Do artists like it if the game is modded? It's mixed isn't it?
Yeah, personally i don't like modding all too much. I prefer the game in its original state. Visual 'improvements' made by modders often rape over original intentions.
But modding is optional. Anybody decides for himself, and every gamer first sees the original art.
If we get such AI post processing to alter artworks, the original art would be never seen by anybody else then the artists. That's a different situation.
Artists have less art control without doubt. They may even need to author their stuff mainly so it works well with AI, no longer so it creates the intended expression directly.
So the machine rules over the artist. Under such conditions, true art is not possible at all. And true art generated by machines isn't possible anyway.
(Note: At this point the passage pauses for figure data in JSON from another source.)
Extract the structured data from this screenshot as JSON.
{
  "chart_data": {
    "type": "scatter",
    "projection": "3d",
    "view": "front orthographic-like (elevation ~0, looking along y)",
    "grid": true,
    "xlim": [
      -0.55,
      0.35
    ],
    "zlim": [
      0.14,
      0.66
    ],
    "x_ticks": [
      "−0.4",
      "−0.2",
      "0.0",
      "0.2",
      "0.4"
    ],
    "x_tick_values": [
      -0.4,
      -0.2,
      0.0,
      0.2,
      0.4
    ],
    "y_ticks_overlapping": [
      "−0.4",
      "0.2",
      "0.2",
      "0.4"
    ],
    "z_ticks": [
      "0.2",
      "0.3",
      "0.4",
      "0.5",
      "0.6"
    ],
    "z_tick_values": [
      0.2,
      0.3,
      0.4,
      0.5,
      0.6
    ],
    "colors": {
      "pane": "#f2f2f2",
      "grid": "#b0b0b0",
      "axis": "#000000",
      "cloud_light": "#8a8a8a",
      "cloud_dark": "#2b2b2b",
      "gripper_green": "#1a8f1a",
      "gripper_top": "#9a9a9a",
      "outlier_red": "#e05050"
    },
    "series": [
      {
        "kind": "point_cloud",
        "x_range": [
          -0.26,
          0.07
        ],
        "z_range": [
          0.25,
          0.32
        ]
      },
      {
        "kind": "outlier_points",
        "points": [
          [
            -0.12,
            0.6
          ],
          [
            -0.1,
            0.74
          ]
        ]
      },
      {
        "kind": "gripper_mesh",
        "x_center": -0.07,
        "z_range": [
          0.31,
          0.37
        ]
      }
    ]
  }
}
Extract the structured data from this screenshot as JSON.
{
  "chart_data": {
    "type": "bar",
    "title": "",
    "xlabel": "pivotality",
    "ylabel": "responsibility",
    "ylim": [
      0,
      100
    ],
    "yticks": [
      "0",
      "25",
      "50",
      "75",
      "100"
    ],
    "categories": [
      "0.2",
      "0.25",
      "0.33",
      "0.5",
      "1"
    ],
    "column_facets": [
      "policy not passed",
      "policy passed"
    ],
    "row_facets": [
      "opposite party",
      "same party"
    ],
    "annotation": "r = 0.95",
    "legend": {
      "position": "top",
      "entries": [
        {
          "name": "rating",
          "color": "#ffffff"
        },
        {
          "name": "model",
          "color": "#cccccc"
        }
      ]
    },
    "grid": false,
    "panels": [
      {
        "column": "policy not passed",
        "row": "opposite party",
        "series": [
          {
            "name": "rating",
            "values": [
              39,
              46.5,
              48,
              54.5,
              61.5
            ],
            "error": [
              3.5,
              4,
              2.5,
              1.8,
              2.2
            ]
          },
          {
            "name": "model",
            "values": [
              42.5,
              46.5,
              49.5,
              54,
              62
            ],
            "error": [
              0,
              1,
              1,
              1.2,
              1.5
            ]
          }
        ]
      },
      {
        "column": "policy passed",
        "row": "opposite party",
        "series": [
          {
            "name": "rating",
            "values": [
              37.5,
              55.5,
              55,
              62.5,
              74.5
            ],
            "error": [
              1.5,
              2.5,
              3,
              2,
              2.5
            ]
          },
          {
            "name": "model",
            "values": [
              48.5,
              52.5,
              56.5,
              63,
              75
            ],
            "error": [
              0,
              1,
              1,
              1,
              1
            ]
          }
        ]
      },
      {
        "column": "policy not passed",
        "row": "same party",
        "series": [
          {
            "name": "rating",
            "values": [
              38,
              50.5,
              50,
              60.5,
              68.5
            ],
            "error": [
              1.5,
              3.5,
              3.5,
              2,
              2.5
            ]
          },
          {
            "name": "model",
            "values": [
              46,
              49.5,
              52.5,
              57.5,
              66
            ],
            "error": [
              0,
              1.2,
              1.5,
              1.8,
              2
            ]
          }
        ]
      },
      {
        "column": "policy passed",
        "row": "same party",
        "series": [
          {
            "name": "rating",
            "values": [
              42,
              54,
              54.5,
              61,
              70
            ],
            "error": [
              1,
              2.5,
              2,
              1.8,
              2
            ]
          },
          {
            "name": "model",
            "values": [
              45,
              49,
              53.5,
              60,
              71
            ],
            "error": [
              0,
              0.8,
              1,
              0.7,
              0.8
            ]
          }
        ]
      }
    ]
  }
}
As a consequence, we devalue our medium. It's nothing worth if it's generated by machine, so we can't request 80$ for that. Games would simply become worthless, eventually.
AI generated content isn't really inherently different than the non AI procedurally generated content used in games.
Yes. That's exactly where i see proper AI application. Procedural content. Stuff where quantity is the problem, not quality. Backgrounds, textures and materials, terrains, castles, etc.
I think AI can do great for that. It can look great, save costs, and everybody is happy.
But i would not use it for characters appearance, dialogue text, speech synthesis, or procedural stories. That's human territory, so the content should be created by humans.
That's at least how my ideology has shaped up til yet. Not sure about anything. This situation is so new and different, it's already hard to figure out what think about it personally.
For example, i think the limitation of dialogue and stories having to be just static content felt impossible to overcome. And this sucks, because i want to lift all limitations i can. So i can do new things, which are exciting because we did not have them before.
And now, out of a sudden, we could lift those limitations using AI. And we want to try it out. We can come closer to our dream of a simulated reality this way, so why not?
The reason maybe is that AI is not a proper simulation. It does not understand how things work. It only observes those things and then generates new but similar content out of those observations.
The devs also do not understand how AI precisely works, so they lack control. They do trial and error on picking from various ML algorithms, and they select the content used for training. That's all they can do.
It's all fuzzy and uncertain. Can we design good games under those conditions? Or does the game design as well become a process dictated and constrained by AI properties we neither understand nor can control precisely?
But what matters even more is end user experience.
For now that was a lot of issues. Characters clipping through walls, running in circles, or not moving at all although we shoot at them. Lot's of visual glitches on top. We totally failed at simulating natural characters.
What the user sees is labeled as 'computer bugs'. But that's not what it is. It is human error. The human player sees the inability of the human dev to create the illusion of intelligent life.
It's not great, but it is acceptable. Human error is unavoidable, and it is natural to all of us.
But it seems AI error is not as natural. It is alien, feels totally off, and unintendedly strange. It may be rare and subtle, but we may always spot it. Most humans might never accept AI characters. Neither visually, nor about their behavior.
Ongoing progress on the technical side to improve this may be compensated by increasing social resistance against the 'competing AI species' as well, making it a risky investment.
Personally i remain very curious but doubtful about real AI used in games. There surely is a lot of opportunities, but there also is a huge risk to just piss people off in the long run, it seems.
But i'm uncertain due to age. I realize i became a retro gamer already. I may be just too old to accept new things, and fail myself to figure out what people want.